En avançant dans la lecture de ces poëmes élégiaques qui composent une espèce de roman à l’intention de Maria, on s’aperçoit de plus en plus que M. Lefèvre ne puise en son âme de poëte et d’amant qu’avec un talent incomplet d’artiste ; que son talent ne domine pas son âme de manière à la réfléchir selon la loi d’harmonie, et qu’au sein d’une réalité orageuse et profonde il lutte convulsivement et sans beauté. Dans la première moitié du volume, tant que la passion n’en est qu’aux tristesses, aux espérances, aux pressentiments qui envahissent toutes les âmes ainsi affectées, on regrette que de ce fonds un peu confus, étalé devant nous en longs épanchements, le poëte n’ait pas su tirer des scènes plus distinctes, plus détachées, plus parlantes aux yeux, de ces tableaux qu’on pourrait peindre sur la toile et qui vivent dans la mémoire. Théocrite, Pétrarque ou André Chénier ont toujours figuré leurs sentiments par des tableaux. Mais lorsque le poëte, s’enfonçant fatalement dans une passion qui lui devient un supplice et une colère, ne se borne plus à reproduire par son procédé métaphysique des sentiments assez éprouvés de tous, lorsqu’il en vient aux invectives et à ce qu’il intitule ses agonies, alors, au lieu d’un simple regret et d’une fatigue, le lecteur qui persiste se soumet à la violence la plus pénible ; ce n’est pas une douleur enveloppée de chants, ce n’est pas même une blessure vivement entr’ouverte qu’il a devant lui ; c’est une plaie toute livide, un râle d’agonisant, quelque chose qui ressemble aux symptômes d’un empoisonnement physique. Les mots de poison, de venimeux, vénéneux, envenimé, reviennent à tout propos avec une âcreté qu’on déplore :
Misérable affranchi, carié d’esclavage,Je roule dans mon sang sa venimeuse image.
Plus loin, il est question d’un joug venimeux. Je trouve encore l’escarre du chagrin, l’anévrisme des larmes, un culte qu’on galvaude, égruger le reste de mes jours ; la ration de fiel dont vous gorges mes jours ; un nom perdu, trahi, trimballé dans la boue ; toutes les limites de la langue, du goût, de l’art, et de la douleur exprimable, sont franchies. On souffre de voir un fils de Pétrarque se porter à ces extrémités et répandre à toute force ses entrailles sur la lyre.

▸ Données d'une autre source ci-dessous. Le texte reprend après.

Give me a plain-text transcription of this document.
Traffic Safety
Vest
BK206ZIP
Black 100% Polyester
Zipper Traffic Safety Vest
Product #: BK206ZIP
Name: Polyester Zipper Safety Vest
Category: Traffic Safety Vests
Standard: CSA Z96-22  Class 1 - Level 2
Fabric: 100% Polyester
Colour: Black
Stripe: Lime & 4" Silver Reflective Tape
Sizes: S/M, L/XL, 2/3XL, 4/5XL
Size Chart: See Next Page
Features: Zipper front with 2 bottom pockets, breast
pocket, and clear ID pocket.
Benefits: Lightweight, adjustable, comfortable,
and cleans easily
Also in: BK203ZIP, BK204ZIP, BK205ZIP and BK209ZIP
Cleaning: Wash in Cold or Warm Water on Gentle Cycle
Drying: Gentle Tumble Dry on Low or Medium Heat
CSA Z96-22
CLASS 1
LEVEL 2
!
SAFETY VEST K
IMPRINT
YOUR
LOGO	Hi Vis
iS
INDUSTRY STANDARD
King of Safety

Il y a dans cet excès autre chose encore que de la colère d’amour : il y a du désespoir de poëte. M. Jules Lefèvre est vraiment poëte, avons-nous dit ; et aucune de nos critiques sévères ne va jusqu’à démentir en nous cette conviction. Il est poëte, il le sent, et il sent aussi mieux que nous peut-être ses défectuosités nombreuses. Il en gémit, il s’en irrite ; il revient souvent sur l’idée de la gloire, tantôt pour la repousser, la maudire avec amertume, tantôt avec regrets et remords pour tâcher de la ressaisir. Ausone a dit ingénieusement à propos de la métamorphose de Daphné :
Laurea debetur Phœbo, si virgo negatur ;
ce qui revient à dire (avec Waller, je crois) que le poëte à la fin se console toujours, pourvu que l’amante rebelle se change pour lui en laurier. Oh ! s’il en était ainsi de la Daphné fugitive de M. Lefèvre, de sa Laure coquette et insensible ! certes, alors il blasphémerait moins. Le pire, il le sent bien, c’est que l’outrageuse amante, en s’enfuyant, ne laisse entre ses bras qu’un houx épineux, au lieu du vrai rameau. Quelque part ce vers douloureux lui a échappé :
Il est dur d’être seul à sentir son génie.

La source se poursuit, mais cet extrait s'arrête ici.